Risk-Adjusted Performance

2 of 100

 
Weak
 
Strong
Weak
Compared to the overall equity markets, risk-adjusted returns on investments in iShares II Public are ranked lower than 2 (%) of all global equities and portfolios over the last 90 days. In spite of comparatively stable basic indicators, IShares II is not utilizing all of its potentials. The newest stock price uproar, may contribute to short-horizon losses for the private investors.
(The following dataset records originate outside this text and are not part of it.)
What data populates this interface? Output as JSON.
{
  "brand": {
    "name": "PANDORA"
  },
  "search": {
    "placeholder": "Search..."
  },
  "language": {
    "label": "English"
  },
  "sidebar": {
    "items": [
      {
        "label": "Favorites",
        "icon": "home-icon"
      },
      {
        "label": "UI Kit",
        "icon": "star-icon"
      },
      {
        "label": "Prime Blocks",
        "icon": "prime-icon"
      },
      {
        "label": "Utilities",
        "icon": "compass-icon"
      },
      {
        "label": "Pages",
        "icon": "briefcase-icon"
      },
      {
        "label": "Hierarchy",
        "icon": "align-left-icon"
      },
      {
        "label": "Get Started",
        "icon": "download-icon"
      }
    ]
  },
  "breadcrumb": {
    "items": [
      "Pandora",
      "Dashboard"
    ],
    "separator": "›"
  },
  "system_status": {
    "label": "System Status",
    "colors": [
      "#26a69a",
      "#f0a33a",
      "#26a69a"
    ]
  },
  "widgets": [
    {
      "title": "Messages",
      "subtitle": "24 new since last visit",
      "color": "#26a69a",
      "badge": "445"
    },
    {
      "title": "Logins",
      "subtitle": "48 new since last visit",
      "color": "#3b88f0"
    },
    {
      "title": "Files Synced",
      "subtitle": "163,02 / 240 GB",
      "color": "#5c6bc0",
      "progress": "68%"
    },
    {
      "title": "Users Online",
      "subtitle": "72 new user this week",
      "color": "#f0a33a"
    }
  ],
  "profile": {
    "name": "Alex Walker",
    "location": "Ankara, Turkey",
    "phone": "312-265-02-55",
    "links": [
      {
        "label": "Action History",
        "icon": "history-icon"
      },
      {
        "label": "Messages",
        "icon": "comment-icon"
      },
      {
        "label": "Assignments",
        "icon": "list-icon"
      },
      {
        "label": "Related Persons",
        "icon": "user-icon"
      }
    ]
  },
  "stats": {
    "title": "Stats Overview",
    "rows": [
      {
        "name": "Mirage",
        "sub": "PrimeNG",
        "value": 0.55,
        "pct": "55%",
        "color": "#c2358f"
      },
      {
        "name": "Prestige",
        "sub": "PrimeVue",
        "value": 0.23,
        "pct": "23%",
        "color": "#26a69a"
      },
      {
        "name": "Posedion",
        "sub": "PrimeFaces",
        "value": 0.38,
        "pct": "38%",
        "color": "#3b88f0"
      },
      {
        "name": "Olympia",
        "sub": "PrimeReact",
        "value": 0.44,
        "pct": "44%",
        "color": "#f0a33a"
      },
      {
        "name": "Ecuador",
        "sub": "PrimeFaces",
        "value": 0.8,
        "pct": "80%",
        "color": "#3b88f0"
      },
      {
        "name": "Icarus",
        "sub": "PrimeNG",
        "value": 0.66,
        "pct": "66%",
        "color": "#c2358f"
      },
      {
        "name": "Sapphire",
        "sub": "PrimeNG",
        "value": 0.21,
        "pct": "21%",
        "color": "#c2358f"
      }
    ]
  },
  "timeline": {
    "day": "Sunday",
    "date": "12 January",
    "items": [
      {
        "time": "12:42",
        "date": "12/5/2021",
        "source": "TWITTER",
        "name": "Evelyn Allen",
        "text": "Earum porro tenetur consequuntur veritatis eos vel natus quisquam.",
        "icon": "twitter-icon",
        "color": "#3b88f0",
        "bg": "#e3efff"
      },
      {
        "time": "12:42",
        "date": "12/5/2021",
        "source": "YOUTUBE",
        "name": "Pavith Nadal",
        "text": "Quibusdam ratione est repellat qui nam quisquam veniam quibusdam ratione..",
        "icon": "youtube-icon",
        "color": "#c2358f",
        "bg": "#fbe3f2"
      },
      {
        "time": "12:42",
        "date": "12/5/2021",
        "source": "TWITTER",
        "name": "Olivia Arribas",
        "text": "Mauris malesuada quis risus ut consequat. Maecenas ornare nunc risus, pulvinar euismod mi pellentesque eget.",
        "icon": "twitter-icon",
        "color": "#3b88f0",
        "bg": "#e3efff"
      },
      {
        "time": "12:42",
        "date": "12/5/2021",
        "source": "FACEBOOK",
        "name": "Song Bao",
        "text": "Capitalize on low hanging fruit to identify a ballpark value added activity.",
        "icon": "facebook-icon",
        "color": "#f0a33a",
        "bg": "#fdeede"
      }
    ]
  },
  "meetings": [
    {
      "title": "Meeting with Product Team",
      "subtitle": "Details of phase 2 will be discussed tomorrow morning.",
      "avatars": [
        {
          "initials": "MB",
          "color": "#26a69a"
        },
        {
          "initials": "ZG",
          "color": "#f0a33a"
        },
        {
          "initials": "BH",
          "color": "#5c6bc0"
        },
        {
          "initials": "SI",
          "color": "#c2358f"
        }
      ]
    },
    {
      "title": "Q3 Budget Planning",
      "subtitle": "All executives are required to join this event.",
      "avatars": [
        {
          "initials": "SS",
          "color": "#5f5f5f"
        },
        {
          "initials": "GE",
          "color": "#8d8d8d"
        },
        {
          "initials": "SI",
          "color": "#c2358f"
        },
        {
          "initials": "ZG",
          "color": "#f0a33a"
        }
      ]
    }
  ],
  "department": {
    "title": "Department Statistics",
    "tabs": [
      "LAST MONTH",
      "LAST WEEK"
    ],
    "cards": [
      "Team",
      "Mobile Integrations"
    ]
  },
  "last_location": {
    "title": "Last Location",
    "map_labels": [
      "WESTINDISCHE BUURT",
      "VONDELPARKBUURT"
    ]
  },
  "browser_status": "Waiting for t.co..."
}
VanEck Polkadot and IShares II Volatility Contrast

   Predicted Return Density   
       Returns  

Pair Trading with VanEck Polkadot and IShares II

The main advantage of trading using opposite VanEck Polkadot and IShares II positions is that it hedges away some unsystematic risk. Because of two separate transactions, even if VanEck Polkadot position performs unexpectedly, IShares II can make up some of the losses. Pair trading also minimizes risk from directional movements in the market. For example, if an entire industry or sector drops because of unexpected headlines, the short position in IShares II will offset losses from the drop in IShares II's long position.
The idea behind VanEck Polkadot ETN and iShares II Public pairs trading is to make the combined position market-neutral, meaning the overall market's direction will not affect its win or loss (or potential downside or upside). This can be achieved by designing a pairs trade with two highly correlated stocks or equities that operate in a similar space or sector, making it possible to obtain profits through simple and relatively low-risk investment.
Check out your portfolio center.
Note that this page's information should be used as a complementary analysis to find the right mix of equity instruments to add to your existing portfolios or create a brand new portfolio. You can also try the Cryptocurrency Center module to build and monitor diversified portfolio of extremely risky digital assets and cryptocurrency.